A pre-election version of the paper is available here.


Replication Information


With the data and code described below, researchers can replicate our results and use the data for further study.  Note that all the files referenced below, including csv versions of the datasets, can be found in this zip file.



We used three datasets in the paper: a district-level dataset containing information on every election in each House election from 1946 to 2004; an aggregate-level dataset containing information on the total number of votes and seats gained by each party in the same elections; and a dataset containing information on each district that we used to make predictions for the 2006 election. 

a)     Individual House Races Data, 1946-2004

This dataset, which was given to us by Gary Jacobson, contains various information on every House race from 1946-2004, such as the vote share of the Democratic candidate and incumbency status; complete coding information is available here.  We modified and recoded this data using this Stata do-file.  Coding information for the updated dataset, which we use for the analysis that appears in the paper, is available here.

b)    Aggregate House Data, 1946-2004

This dataset, which was compliled based on data available from the Clerk of the House, contains aggregate information (in terms of seats and votes) for every House election from 1946-2004.  Coding information is available here.
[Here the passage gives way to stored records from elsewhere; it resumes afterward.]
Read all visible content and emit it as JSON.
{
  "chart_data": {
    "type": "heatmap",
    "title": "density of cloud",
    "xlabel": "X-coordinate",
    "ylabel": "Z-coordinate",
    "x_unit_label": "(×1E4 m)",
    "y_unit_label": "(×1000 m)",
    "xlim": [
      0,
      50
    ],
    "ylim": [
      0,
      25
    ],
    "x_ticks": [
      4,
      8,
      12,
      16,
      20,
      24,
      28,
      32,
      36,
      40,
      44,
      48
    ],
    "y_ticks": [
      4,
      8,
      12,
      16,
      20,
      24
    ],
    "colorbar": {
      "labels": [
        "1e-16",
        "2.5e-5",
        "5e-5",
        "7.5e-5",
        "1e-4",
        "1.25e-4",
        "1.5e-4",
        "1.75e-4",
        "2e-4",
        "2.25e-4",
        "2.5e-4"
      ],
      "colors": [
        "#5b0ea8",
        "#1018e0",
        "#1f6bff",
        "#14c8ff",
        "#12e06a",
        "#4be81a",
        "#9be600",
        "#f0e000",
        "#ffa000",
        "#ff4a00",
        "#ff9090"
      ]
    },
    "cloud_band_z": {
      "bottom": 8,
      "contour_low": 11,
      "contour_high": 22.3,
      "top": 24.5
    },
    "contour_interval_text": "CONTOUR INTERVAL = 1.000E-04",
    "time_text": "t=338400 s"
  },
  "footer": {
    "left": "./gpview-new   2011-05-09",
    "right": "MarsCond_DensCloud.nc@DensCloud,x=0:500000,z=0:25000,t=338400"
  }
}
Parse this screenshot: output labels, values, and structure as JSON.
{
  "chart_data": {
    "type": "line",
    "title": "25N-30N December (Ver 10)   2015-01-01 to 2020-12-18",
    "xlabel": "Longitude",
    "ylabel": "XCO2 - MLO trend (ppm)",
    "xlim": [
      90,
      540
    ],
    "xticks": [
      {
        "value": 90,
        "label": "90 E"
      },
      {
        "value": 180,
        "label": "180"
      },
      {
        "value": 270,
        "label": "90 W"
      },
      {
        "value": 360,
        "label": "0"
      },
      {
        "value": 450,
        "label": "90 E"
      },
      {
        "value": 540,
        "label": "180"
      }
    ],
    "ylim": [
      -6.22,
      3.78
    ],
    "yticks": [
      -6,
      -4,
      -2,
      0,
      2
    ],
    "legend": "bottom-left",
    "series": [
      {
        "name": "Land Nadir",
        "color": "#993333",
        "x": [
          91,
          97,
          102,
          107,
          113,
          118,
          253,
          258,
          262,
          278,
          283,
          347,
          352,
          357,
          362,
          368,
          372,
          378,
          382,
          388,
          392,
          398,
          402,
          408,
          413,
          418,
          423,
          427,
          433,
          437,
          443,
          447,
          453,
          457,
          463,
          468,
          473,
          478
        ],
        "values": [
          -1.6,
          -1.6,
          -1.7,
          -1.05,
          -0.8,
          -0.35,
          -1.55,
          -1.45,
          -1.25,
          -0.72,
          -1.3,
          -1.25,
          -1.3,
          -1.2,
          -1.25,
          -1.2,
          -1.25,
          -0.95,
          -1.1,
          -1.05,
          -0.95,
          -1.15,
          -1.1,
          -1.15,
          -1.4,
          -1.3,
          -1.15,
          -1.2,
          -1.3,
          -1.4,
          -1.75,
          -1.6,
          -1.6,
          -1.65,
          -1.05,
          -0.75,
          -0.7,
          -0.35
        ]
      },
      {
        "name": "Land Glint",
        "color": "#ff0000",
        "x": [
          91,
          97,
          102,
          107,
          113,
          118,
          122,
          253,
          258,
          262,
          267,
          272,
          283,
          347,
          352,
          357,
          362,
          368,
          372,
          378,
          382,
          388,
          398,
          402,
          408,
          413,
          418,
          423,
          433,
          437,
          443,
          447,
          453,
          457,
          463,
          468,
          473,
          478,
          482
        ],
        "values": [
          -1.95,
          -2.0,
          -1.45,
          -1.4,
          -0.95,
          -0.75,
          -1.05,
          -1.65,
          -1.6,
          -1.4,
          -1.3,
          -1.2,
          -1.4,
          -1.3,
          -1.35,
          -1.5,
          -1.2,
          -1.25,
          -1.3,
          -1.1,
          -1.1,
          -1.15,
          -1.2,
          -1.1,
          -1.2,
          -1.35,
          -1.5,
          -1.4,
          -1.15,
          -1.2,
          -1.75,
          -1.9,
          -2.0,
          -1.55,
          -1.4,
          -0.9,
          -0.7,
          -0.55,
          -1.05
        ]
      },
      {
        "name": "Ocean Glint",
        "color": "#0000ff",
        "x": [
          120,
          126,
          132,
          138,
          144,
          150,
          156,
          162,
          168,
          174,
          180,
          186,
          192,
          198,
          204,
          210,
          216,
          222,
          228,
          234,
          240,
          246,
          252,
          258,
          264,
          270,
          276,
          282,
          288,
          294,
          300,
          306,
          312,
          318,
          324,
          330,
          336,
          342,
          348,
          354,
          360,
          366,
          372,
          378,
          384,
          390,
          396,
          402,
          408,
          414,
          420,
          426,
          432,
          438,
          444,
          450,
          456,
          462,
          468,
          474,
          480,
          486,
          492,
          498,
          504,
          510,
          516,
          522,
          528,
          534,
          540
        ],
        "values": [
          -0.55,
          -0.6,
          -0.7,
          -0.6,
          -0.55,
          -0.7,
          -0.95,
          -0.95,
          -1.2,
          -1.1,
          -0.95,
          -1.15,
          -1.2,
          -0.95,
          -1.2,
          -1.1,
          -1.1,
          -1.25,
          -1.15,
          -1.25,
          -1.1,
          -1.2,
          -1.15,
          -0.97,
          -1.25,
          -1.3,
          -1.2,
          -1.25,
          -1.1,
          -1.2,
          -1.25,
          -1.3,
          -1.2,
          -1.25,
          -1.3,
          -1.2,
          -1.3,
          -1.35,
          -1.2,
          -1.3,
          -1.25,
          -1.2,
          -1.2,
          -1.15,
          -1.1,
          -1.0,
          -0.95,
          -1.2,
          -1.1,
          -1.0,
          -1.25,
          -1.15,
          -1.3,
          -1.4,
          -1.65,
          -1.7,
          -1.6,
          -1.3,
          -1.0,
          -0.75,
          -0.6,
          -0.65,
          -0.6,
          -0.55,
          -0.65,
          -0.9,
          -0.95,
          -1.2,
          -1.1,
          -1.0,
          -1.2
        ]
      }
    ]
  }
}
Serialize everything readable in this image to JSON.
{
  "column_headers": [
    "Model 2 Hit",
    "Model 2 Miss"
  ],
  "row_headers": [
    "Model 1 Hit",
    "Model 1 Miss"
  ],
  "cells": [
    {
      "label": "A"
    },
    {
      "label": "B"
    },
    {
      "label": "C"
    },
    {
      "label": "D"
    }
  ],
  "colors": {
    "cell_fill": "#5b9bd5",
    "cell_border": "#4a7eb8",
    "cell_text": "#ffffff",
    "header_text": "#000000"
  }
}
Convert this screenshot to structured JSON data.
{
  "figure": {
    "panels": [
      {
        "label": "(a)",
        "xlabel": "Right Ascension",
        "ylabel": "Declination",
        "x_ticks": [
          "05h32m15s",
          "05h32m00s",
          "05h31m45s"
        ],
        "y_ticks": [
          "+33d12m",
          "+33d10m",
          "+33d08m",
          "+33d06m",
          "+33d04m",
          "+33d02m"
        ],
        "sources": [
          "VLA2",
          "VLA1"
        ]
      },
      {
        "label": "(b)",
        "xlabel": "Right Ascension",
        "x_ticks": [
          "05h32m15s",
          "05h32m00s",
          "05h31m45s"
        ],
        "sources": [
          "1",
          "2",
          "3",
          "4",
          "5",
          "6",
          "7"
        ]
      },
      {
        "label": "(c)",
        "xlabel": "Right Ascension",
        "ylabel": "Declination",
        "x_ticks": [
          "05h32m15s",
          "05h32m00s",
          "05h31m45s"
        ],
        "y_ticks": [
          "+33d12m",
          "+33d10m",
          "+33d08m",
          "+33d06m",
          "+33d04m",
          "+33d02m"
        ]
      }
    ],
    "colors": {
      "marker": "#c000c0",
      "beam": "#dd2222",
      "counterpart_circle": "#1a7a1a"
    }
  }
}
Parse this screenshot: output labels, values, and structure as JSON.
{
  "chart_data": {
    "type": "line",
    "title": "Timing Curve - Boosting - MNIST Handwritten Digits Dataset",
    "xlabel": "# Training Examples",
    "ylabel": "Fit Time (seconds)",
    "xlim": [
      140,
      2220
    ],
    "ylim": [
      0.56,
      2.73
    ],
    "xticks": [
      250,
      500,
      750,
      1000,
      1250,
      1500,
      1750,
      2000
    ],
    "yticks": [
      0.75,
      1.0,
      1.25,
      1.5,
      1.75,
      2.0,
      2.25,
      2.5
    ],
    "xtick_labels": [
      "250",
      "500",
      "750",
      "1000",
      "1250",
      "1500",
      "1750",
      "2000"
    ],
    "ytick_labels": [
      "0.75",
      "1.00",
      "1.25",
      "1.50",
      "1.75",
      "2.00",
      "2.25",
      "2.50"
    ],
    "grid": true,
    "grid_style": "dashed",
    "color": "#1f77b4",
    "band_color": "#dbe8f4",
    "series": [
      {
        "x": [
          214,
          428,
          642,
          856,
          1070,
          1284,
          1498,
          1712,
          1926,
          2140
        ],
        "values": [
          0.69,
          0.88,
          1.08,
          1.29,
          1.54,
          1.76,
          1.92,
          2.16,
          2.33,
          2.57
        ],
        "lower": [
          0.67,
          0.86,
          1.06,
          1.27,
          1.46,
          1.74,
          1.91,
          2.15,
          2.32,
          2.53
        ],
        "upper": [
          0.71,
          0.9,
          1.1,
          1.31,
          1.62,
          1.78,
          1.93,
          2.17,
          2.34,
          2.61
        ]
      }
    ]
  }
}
c)     Individual House Race Data for Predicting 2006

This dataset contains information about the 2006 election, including incumbency status lagged vote leading up to the election, along with information about the winner and vote margins in the 2006 election.  Data on 2004 vote shares and incumbency status was based on Jacobson’s data.  Data on incumbency status and retirements was taken from various news sources in the months leading up to the election (see paper for references). And the 2006 election results were supplied to us Walt Borges, who gathered the official certified results of every state, which we then confirmed independently.  Coding information is available here.

Statistical Code

All statistical analysis that appears in the paper was conducted using R.  Complete, annotated code is available here.